Wednesday, December 10, 2025

Boiling Frogs.


One of the things that never fails to shock me about the advertising business is how its esoteric-ness has skyrocketed in the forty years since I entered the business. 

When I was young, we used to talk to companies about how they did business, how they treated customers, the way their stores looked, how they answered the phone. We wrote ads for them, of course, and Christmas cards. But many of us realized (and acted on) a larger idea that we were here to improve the public's perception of a company not just its ads. 

Public perception happens in a trillion ways every day. Ads are seen by fewer and fewer people and seem to matter less and less. Ads, in fact, are a small part today of the complex amalgam that makes up how people feel toward a brand. What's more, so many ads are created with the care given the 107th of 108 Xerox copies, that most of them have a life expectancy about 1/10th the longevity of the common mayfly.

Even so, more and more, ad agencies do ads that don't even run where real people (not awards' juries) can see them. And they're about smaller and smaller topics and further and further removed from 'the reality-based community.'

I remember when I was at Ally & Gargano my boss Ed Butler when told of an offer or offering from the bank we worked on, would often cite a segment that appeared on the news of the local affiliate of CBS. It was called "Shame on You." It would featured companies that engaged in heinous mistreatment or said one thing and did another.
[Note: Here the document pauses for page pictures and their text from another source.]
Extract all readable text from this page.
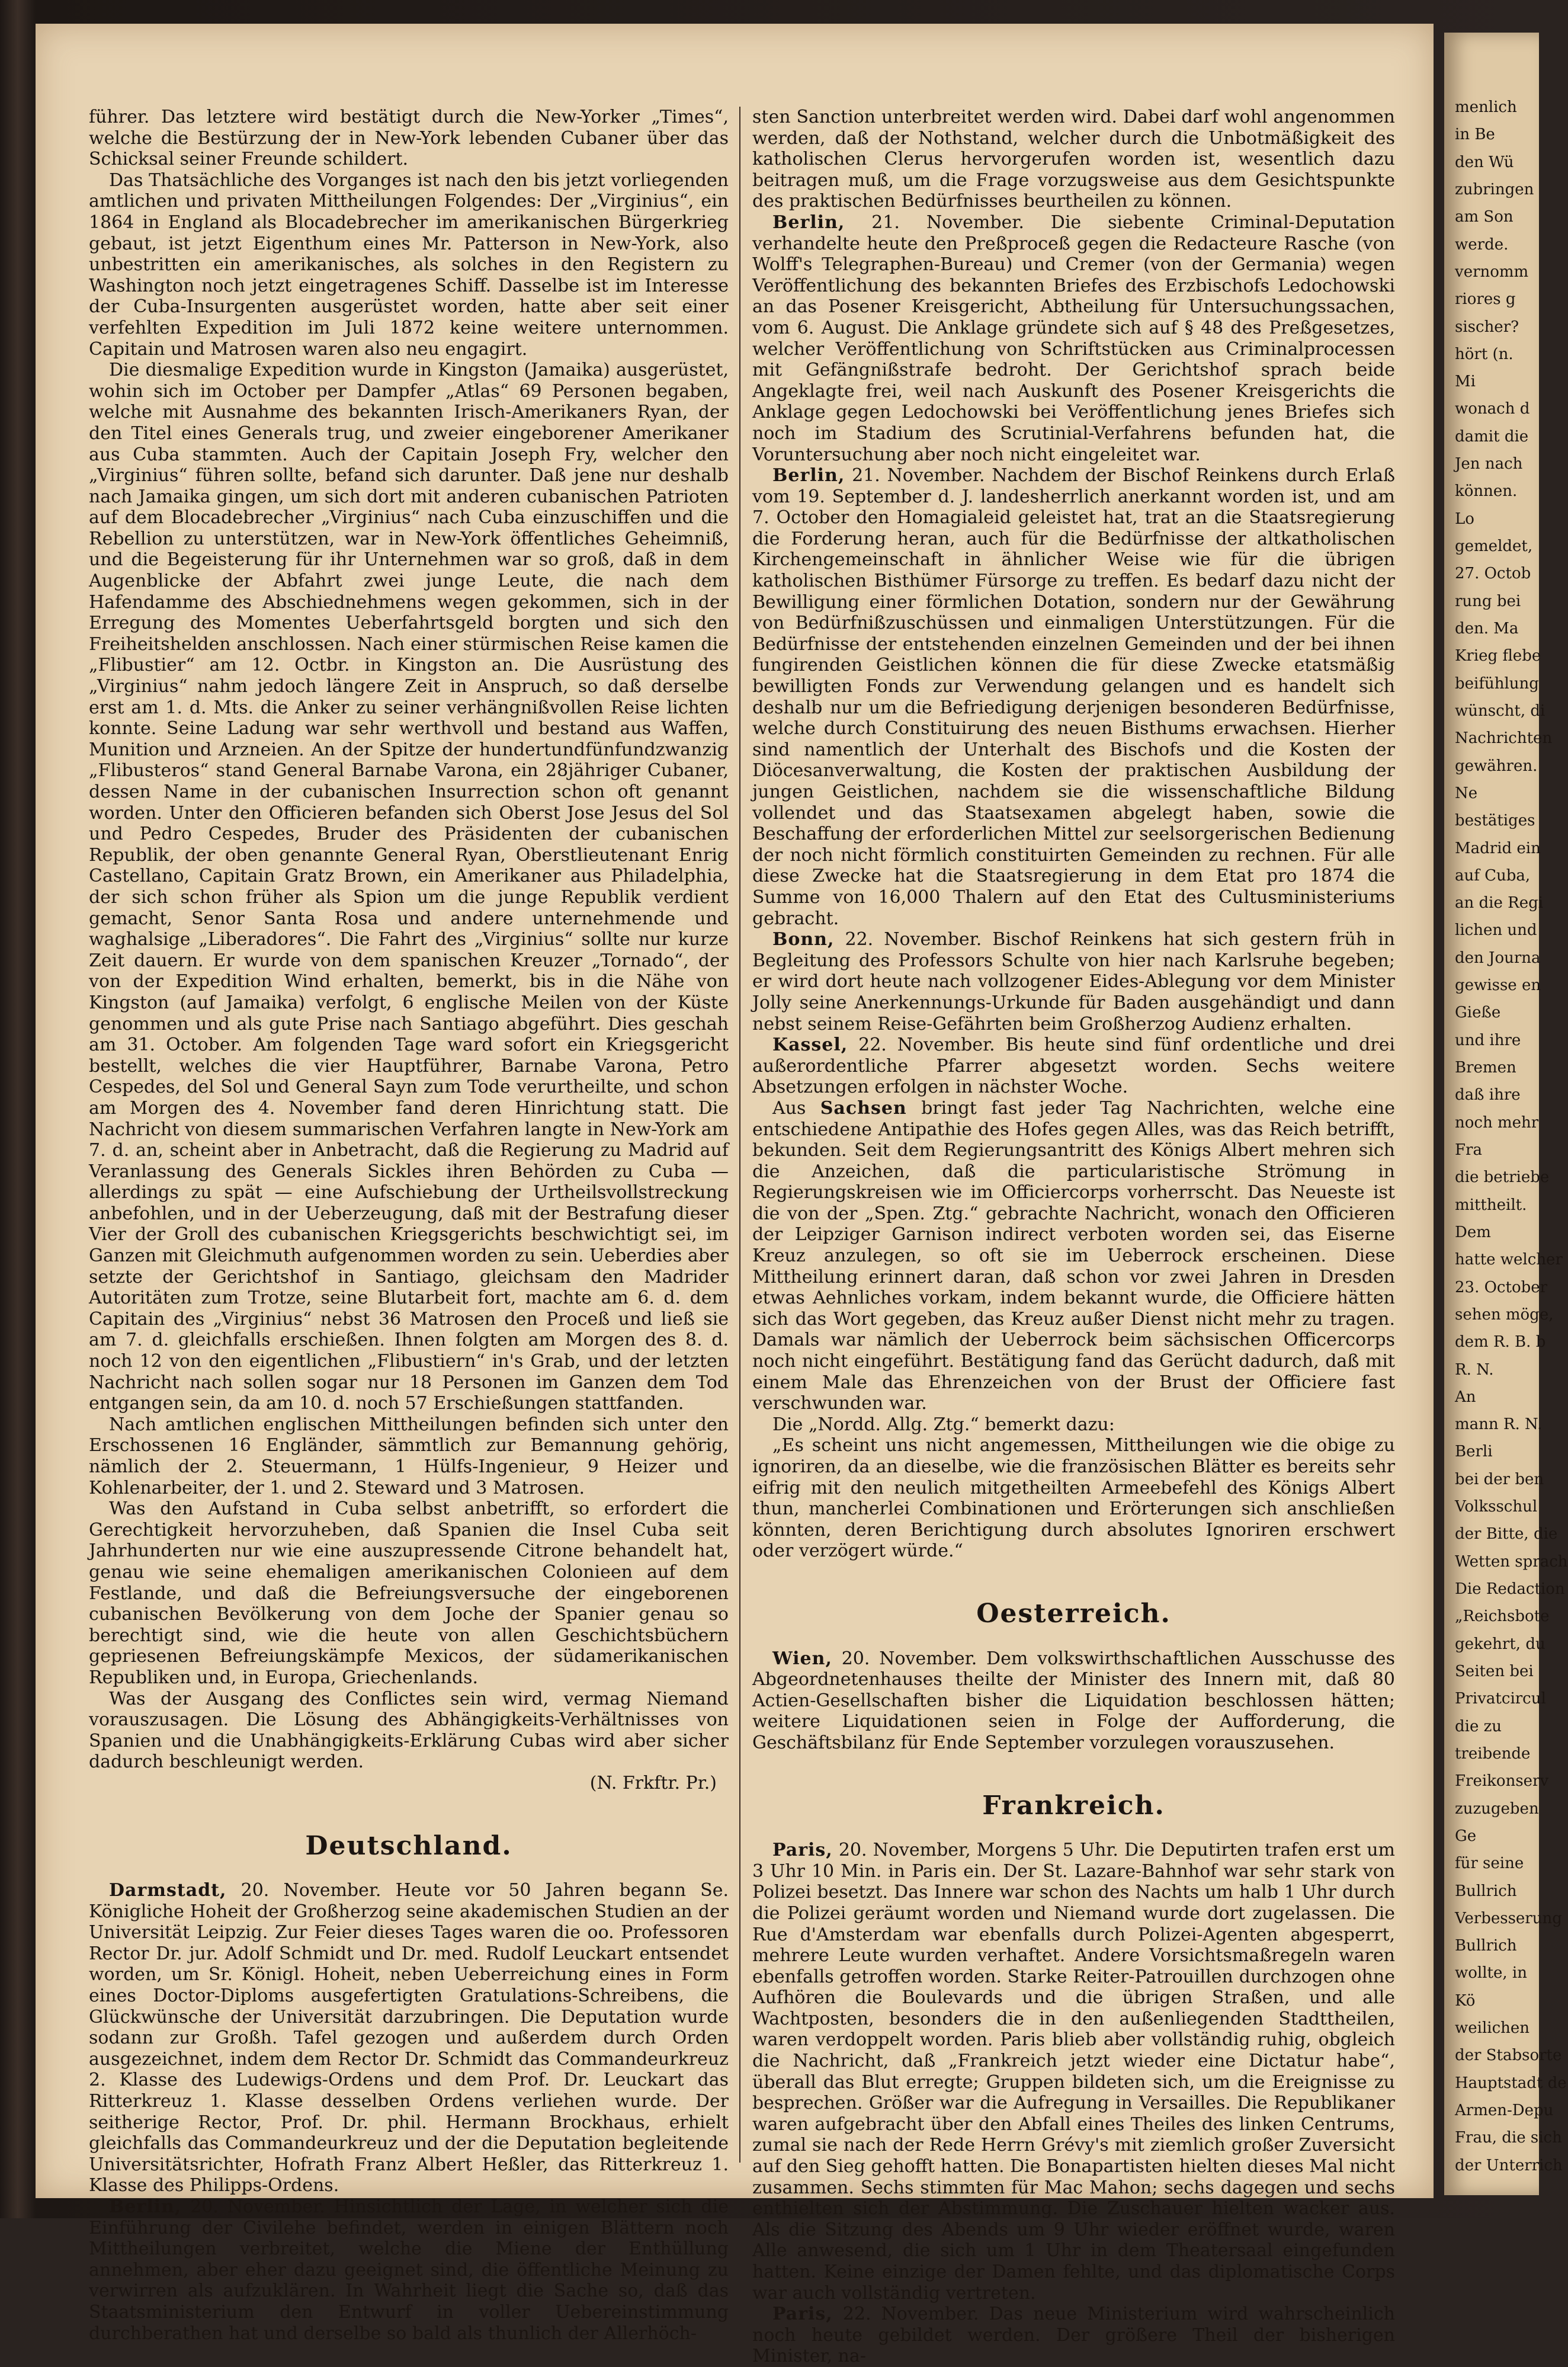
führer. Das letztere wird bestätigt durch die New-Yorker „Times“, welche die Bestürzung der in New-York lebenden Cubaner über das Schicksal seiner Freunde schildert.

Das Thatsächliche des Vorganges ist nach den bis jetzt vorliegenden amtlichen und privaten Mittheilungen Folgendes: Der „Virginius“, ein 1864 in England als Blocadebrecher im amerikanischen Bürgerkrieg gebaut, ist jetzt Eigenthum eines Mr. Patterson in New-York, also unbestritten ein amerikanisches, als solches in den Registern zu Washington noch jetzt eingetragenes Schiff. Dasselbe ist im Interesse der Cuba-Insurgenten ausgerüstet worden, hatte aber seit einer verfehlten Expedition im Juli 1872 keine weitere unternommen. Capitain und Matrosen waren also neu engagirt.

Die diesmalige Expedition wurde in Kingston (Jamaika) ausgerüstet, wohin sich im October per Dampfer „Atlas“ 69 Personen begaben, welche mit Ausnahme des bekannten Irisch-Amerikaners Ryan, der den Titel eines Generals trug, und zweier eingeborener Amerikaner aus Cuba stammten. Auch der Capitain Joseph Fry, welcher den „Virginius“ führen sollte, befand sich darunter. Daß jene nur deshalb nach Jamaika gingen, um sich dort mit anderen cubanischen Patrioten auf dem Blocadebrecher „Virginius“ nach Cuba einzuschiffen und die Rebellion zu unterstützen, war in New-York öffentliches Geheimniß, und die Begeisterung für ihr Unternehmen war so groß, daß in dem Augenblicke der Abfahrt zwei junge Leute, die nach dem Hafendamme des Abschiednehmens wegen gekommen, sich in der Erregung des Momentes Ueberfahrtsgeld borgten und sich den Freiheitshelden anschlossen. Nach einer stürmischen Reise kamen die „Flibustier“ am 12. Octbr. in Kingston an. Die Ausrüstung des „Virginius“ nahm jedoch längere Zeit in Anspruch, so daß derselbe erst am 1. d. Mts. die Anker zu seiner verhängnißvollen Reise lichten konnte. Seine Ladung war sehr werthvoll und bestand aus Waffen, Munition und Arzneien. An der Spitze der hundertundfünfundzwanzig „Flibusteros“ stand General Barnabe Varona, ein 28jähriger Cubaner, dessen Name in der cubanischen Insurrection schon oft genannt worden. Unter den Officieren befanden sich Oberst Jose Jesus del Sol und Pedro Cespedes, Bruder des Präsidenten der cubanischen Republik, der oben genannte General Ryan, Oberstlieutenant Enrig Castellano, Capitain Gratz Brown, ein Amerikaner aus Philadelphia, der sich schon früher als Spion um die junge Republik verdient gemacht, Senor Santa Rosa und andere unternehmende und waghalsige „Liberadores“. Die Fahrt des „Virginius“ sollte nur kurze Zeit dauern. Er wurde von dem spanischen Kreuzer „Tornado“, der von der Expedition Wind erhalten, bemerkt, bis in die Nähe von Kingston (auf Jamaika) verfolgt, 6 englische Meilen von der Küste genommen und als gute Prise nach Santiago abgeführt. Dies geschah am 31. October. Am folgenden Tage ward sofort ein Kriegsgericht bestellt, welches die vier Hauptführer, Barnabe Varona, Petro Cespedes, del Sol und General Sayn zum Tode verurtheilte, und schon am Morgen des 4. November fand deren Hinrichtung statt. Die Nachricht von diesem summarischen Verfahren langte in New-York am 7. d. an, scheint aber in Anbetracht, daß die Regierung zu Madrid auf Veranlassung des Generals Sickles ihren Behörden zu Cuba — allerdings zu spät — eine Aufschiebung der Urtheilsvollstreckung anbefohlen, und in der Ueberzeugung, daß mit der Bestrafung dieser Vier der Groll des cubanischen Kriegsgerichts beschwichtigt sei, im Ganzen mit Gleichmuth aufgenommen worden zu sein. Ueberdies aber setzte der Gerichtshof in Santiago, gleichsam den Madrider Autoritäten zum Trotze, seine Blutarbeit fort, machte am 6. d. dem Capitain des „Virginius“ nebst 36 Matrosen den Proceß und ließ sie am 7. d. gleichfalls erschießen. Ihnen folgten am Morgen des 8. d. noch 12 von den eigentlichen „Flibustiern“ in's Grab, und der letzten Nachricht nach sollen sogar nur 18 Personen im Ganzen dem Tod entgangen sein, da am 10. d. noch 57 Erschießungen stattfanden.

Nach amtlichen englischen Mittheilungen befinden sich unter den Erschossenen 16 Engländer, sämmtlich zur Bemannung gehörig, nämlich der 2. Steuermann, 1 Hülfs-Ingenieur, 9 Heizer und Kohlenarbeiter, der 1. und 2. Steward und 3 Matrosen.

Was den Aufstand in Cuba selbst anbetrifft, so erfordert die Gerechtigkeit hervorzuheben, daß Spanien die Insel Cuba seit Jahrhunderten nur wie eine auszupressende Citrone behandelt hat, genau wie seine ehemaligen amerikanischen Colonieen auf dem Festlande, und daß die Befreiungsversuche der eingeborenen cubanischen Bevölkerung von dem Joche der Spanier genau so berechtigt sind, wie die heute von allen Geschichtsbüchern gepriesenen Befreiungskämpfe Mexicos, der südamerikanischen Republiken und, in Europa, Griechenlands.

Was der Ausgang des Conflictes sein wird, vermag Niemand vorauszusagen. Die Lösung des Abhängigkeits-Verhältnisses von Spanien und die Unabhängigkeits-Erklärung Cubas wird aber sicher dadurch beschleunigt werden.

(N. Frkftr. Pr.)
Deutschland.

Darmstadt, 20. November. Heute vor 50 Jahren begann Se. Königliche Hoheit der Großherzog seine akademischen Studien an der Universität Leipzig. Zur Feier dieses Tages waren die oo. Professoren Rector Dr. jur. Adolf Schmidt und Dr. med. Rudolf Leuckart entsendet worden, um Sr. Königl. Hoheit, neben Ueberreichung eines in Form eines Doctor-Diploms ausgefertigten Gratulations-Schreibens, die Glückwünsche der Universität darzubringen. Die Deputation wurde sodann zur Großh. Tafel gezogen und außerdem durch Orden ausgezeichnet, indem dem Rector Dr. Schmidt das Commandeurkreuz 2. Klasse des Ludewigs-Ordens und dem Prof. Dr. Leuckart das Ritterkreuz 1. Klasse desselben Ordens verliehen wurde. Der seitherige Rector, Prof. Dr. phil. Hermann Brockhaus, erhielt gleichfalls das Commandeurkreuz und der die Deputation begleitende Universitätsrichter, Hofrath Franz Albert Heßler, das Ritterkreuz 1. Klasse des Philipps-Ordens.

Berlin, 20. November. Hinsichtlich der Lage, in welcher sich die Einführung der Civilehe befindet, werden in einigen Blättern noch Mittheilungen verbreitet, welche die Miene der Enthüllung annehmen, aber eher dazu geeignet sind, die öffentliche Meinung zu verwirren als aufzuklären. In Wahrheit liegt die Sache so, daß das Staatsministerium den Entwurf in voller Uebereinstimmung durchberathen hat und derselbe so bald als thunlich der Allerhöch-

sten Sanction unterbreitet werden wird. Dabei darf wohl angenommen werden, daß der Nothstand, welcher durch die Unbotmäßigkeit des katholischen Clerus hervorgerufen worden ist, wesentlich dazu beitragen muß, um die Frage vorzugsweise aus dem Gesichtspunkte des praktischen Bedürfnisses beurtheilen zu können.

Berlin, 21. November. Die siebente Criminal-Deputation verhandelte heute den Preßproceß gegen die Redacteure Rasche (von Wolff's Telegraphen-Bureau) und Cremer (von der Germania) wegen Veröffentlichung des bekannten Briefes des Erzbischofs Ledochowski an das Posener Kreisgericht, Abtheilung für Untersuchungssachen, vom 6. August. Die Anklage gründete sich auf § 48 des Preßgesetzes, welcher Veröffentlichung von Schriftstücken aus Criminalprocessen mit Gefängnißstrafe bedroht. Der Gerichtshof sprach beide Angeklagte frei, weil nach Auskunft des Posener Kreisgerichts die Anklage gegen Ledochowski bei Veröffentlichung jenes Briefes sich noch im Stadium des Scrutinial-Verfahrens befunden hat, die Voruntersuchung aber noch nicht eingeleitet war.

Berlin, 21. November. Nachdem der Bischof Reinkens durch Erlaß vom 19. September d. J. landesherrlich anerkannt worden ist, und am 7. October den Homagialeid geleistet hat, trat an die Staatsregierung die Forderung heran, auch für die Bedürfnisse der altkatholischen Kirchengemeinschaft in ähnlicher Weise wie für die übrigen katholischen Bisthümer Fürsorge zu treffen. Es bedarf dazu nicht der Bewilligung einer förmlichen Dotation, sondern nur der Gewährung von Bedürfnißzuschüssen und einmaligen Unterstützungen. Für die Bedürfnisse der entstehenden einzelnen Gemeinden und der bei ihnen fungirenden Geistlichen können die für diese Zwecke etatsmäßig bewilligten Fonds zur Verwendung gelangen und es handelt sich deshalb nur um die Befriedigung derjenigen besonderen Bedürfnisse, welche durch Constituirung des neuen Bisthums erwachsen. Hierher sind namentlich der Unterhalt des Bischofs und die Kosten der Diöcesanverwaltung, die Kosten der praktischen Ausbildung der jungen Geistlichen, nachdem sie die wissenschaftliche Bildung vollendet und das Staatsexamen abgelegt haben, sowie die Beschaffung der erforderlichen Mittel zur seelsorgerischen Bedienung der noch nicht förmlich constituirten Gemeinden zu rechnen. Für alle diese Zwecke hat die Staatsregierung in dem Etat pro 1874 die Summe von 16,000 Thalern auf den Etat des Cultusministeriums gebracht.

Bonn, 22. November. Bischof Reinkens hat sich gestern früh in Begleitung des Professors Schulte von hier nach Karlsruhe begeben; er wird dort heute nach vollzogener Eides-Ablegung vor dem Minister Jolly seine Anerkennungs-Urkunde für Baden ausgehändigt und dann nebst seinem Reise-Gefährten beim Großherzog Audienz erhalten.

Kassel, 22. November. Bis heute sind fünf ordentliche und drei außerordentliche Pfarrer abgesetzt worden. Sechs weitere Absetzungen erfolgen in nächster Woche.

Aus Sachsen bringt fast jeder Tag Nachrichten, welche eine entschiedene Antipathie des Hofes gegen Alles, was das Reich betrifft, bekunden. Seit dem Regierungsantritt des Königs Albert mehren sich die Anzeichen, daß die particularistische Strömung in Regierungskreisen wie im Officiercorps vorherrscht. Das Neueste ist die von der „Spen. Ztg.“ gebrachte Nachricht, wonach den Officieren der Leipziger Garnison indirect verboten worden sei, das Eiserne Kreuz anzulegen, so oft sie im Ueberrock erscheinen. Diese Mittheilung erinnert daran, daß schon vor zwei Jahren in Dresden etwas Aehnliches vorkam, indem bekannt wurde, die Officiere hätten sich das Wort gegeben, das Kreuz außer Dienst nicht mehr zu tragen. Damals war nämlich der Ueberrock beim sächsischen Officercorps noch nicht eingeführt. Bestätigung fand das Gerücht dadurch, daß mit einem Male das Ehrenzeichen von der Brust der Officiere fast verschwunden war.

Die „Nordd. Allg. Ztg.“ bemerkt dazu:

„Es scheint uns nicht angemessen, Mittheilungen wie die obige zu ignoriren, da an dieselbe, wie die französischen Blätter es bereits sehr eifrig mit den neulich mitgetheilten Armeebefehl des Königs Albert thun, mancherlei Combinationen und Erörterungen sich anschließen könnten, deren Berichtigung durch absolutes Ignoriren erschwert oder verzögert würde.“

Oesterreich.

Wien, 20. November. Dem volkswirthschaftlichen Ausschusse des Abgeordnetenhauses theilte der Minister des Innern mit, daß 80 Actien-Gesellschaften bisher die Liquidation beschlossen hätten; weitere Liquidationen seien in Folge der Aufforderung, die Geschäftsbilanz für Ende September vorzulegen vorauszusehen.

Frankreich.

Paris, 20. November, Morgens 5 Uhr. Die Deputirten trafen erst um 3 Uhr 10 Min. in Paris ein. Der St. Lazare-Bahnhof war sehr stark von Polizei besetzt. Das Innere war schon des Nachts um halb 1 Uhr durch die Polizei geräumt worden und Niemand wurde dort zugelassen. Die Rue d'Amsterdam war ebenfalls durch Polizei-Agenten abgesperrt, mehrere Leute wurden verhaftet. Andere Vorsichtsmaßregeln waren ebenfalls getroffen worden. Starke Reiter-Patrouillen durchzogen ohne Aufhören die Boulevards und die übrigen Straßen, und alle Wachtposten, besonders die in den außenliegenden Stadttheilen, waren verdoppelt worden. Paris blieb aber vollständig ruhig, obgleich die Nachricht, daß „Frankreich jetzt wieder eine Dictatur habe“, überall das Blut erregte; Gruppen bildeten sich, um die Ereignisse zu besprechen. Größer war die Aufregung in Versailles. Die Republikaner waren aufgebracht über den Abfall eines Theiles des linken Centrums, zumal sie nach der Rede Herrn Grévy's mit ziemlich großer Zuversicht auf den Sieg gehofft hatten. Die Bonapartisten hielten dieses Mal nicht zusammen. Sechs stimmten für Mac Mahon; sechs dagegen und sechs enthielten sich der Abstimmung. Die Zuschauer hielten wacker aus. Als die Sitzung des Abends um 9 Uhr wieder eröffnet wurde, waren Alle anwesend, die sich um 1 Uhr in dem Theatersaal eingefunden hatten. Keine einzige der Damen fehlte, und das diplomatische Corps war auch vollständig vertreten.

Paris, 22. November. Das neue Ministerium wird wahrscheinlich noch heute gebildet werden. Der größere Theil der bisherigen Minister, na-

menlich
in Be
den Wü
zubringen
am Son
werde.
vernomm
riores g
sischer?
hört (n.
Mi
wonach d
damit die
Jen nach
können.
Lo
gemeldet,
27. Octob
rung bei
den. Ma
Krieg flebe
beifühlung
wünscht, di
Nachrichten
gewähren.
Ne
bestätiges
Madrid ein
auf Cuba,
an die Regi
lichen und
den Journa
gewisse en
Gieße
und ihre
Bremen
daß ihre
noch mehr
Fra
die betriebe
mittheilt.
Dem
hatte welcher
23. October
sehen möge,
dem R. B. b
R. N.
An
mann R. N.
Berli
bei der ben
Volksschul
der Bitte, die
Wetten sprach
Die Redaction
„Reichsbote
gekehrt, du
Seiten bei
Privatcircul
die zu
treibende
Freikonserv
zuzugeben
Ge
für seine
Bullrich
Verbesserung
Bullrich
wollte, in
Kö
weilichen
der Stabsorte
Hauptstadt de
Armen-Depu
Frau, die sich
der Unterrich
Ed would often say, "You're going to show up on 'Shame on You.'" Often the client would heed Ed's advice. 

Even things that seem temporarily good for business and turn out to be catastrophic for business if they're based on lies or deceit.




Over the past couple of weeks, I've seen what to my eyes seem like important articles in The Wall Street Journal. If you're in the business of helping clients business (once the sine qua non of advertising) you'd think such articles would be noticed. You'd think they'd be talked about. You'd think agencies might be advising clients on how to improve their customer relationships and their overall perception.

Alas, CMOs are as far removed from how customers are treated as lofty politicians are from the needs and concerns of their electorate.

So, people--you and I--hate brands more and more. Yet the commercials and ads we make pretend such disdain just doesn't exist. Cue the happy family eating bottomless breadsticks or the happy family luxuriating on a plane that's spotlessly clean, well-lit and accoutered with flight-attendants that make Heidi Klum look like some old bag.

The subject-object split in advertising has never been more of an abyss. What's shown has never been farther removed from what's real. (I think the same is true of agencies themselves. They're "network of the year," but they dropped from 1000 employees four years ago to 100 today.)

Or people don't like/trust advertising, yet we tack on 20 seconds of disclaimers to a 30 second spot read at a rate that screams "we're speaking fast because we're pulling a fast one," or "you need this drug even though it gives you projectile vomiting and can cause death."

At its very core, marketing and capitalism are about trust. Trust. As in if you don't trust us you won't buy from us.

That's why our industry ignoring trust (and the current administration destroying trust) is so terribly dangerous and threatening.


Sixty-one years ago, an agency Omnicom just shut down ran this ad for Avis.

It's an ad based on caring. 
It's an ad made-better by empathy.
It's an ad that speaks human.
It's an ad that understands the woes of consumers and how hard it is to get helped.
It's an ad that defined a brand as different, better.

I've talked to clients about running ads like this. The best reaction I got to such a suggestion was to be shunted aside as "naive."

When you look at present day data like this, it would seem to me what's naive is doing nothing at all and pretending customer disdain doesn't exist or will go away because you want it to.

  • More that 3/4 customers had a product or service problem in the last twelve months.
  • More than 7/10 customers think companies need to improve their customer experience.
  • A University of Michigan study shows consumer sentiment dropping by roughly 33-percent since the beginning of the year.

Our industry claims to want to keep abreast of culture. Dissatisfaction with current course and speed is a huge part of our lives--and culture. We ignore anything that doesn't show people smiling.





As Scott Broetzmann, the president and chief executive of Customer Care Measurement & Consulting, which conducts the National Customer Rage Survey with the W.P. Carey School of Business at Arizona State University, recently said “I can order dental floss and it’ll be at my doorstep in 30 minutes, but when it comes to problem-handling, it’s still an effortful, frustrating, emotionally stressful.” 

Forrester principal analyst Pete Jacques sums it up well. “Like the proverbial frog that doesn’t feel the water becoming increasingly hotter, many North American brands are inching into more treacherous positions with their customers’ loyalty."

As Rich Siegel over at Round Seventeen might conclude, "Mmmmmm, boiled frog."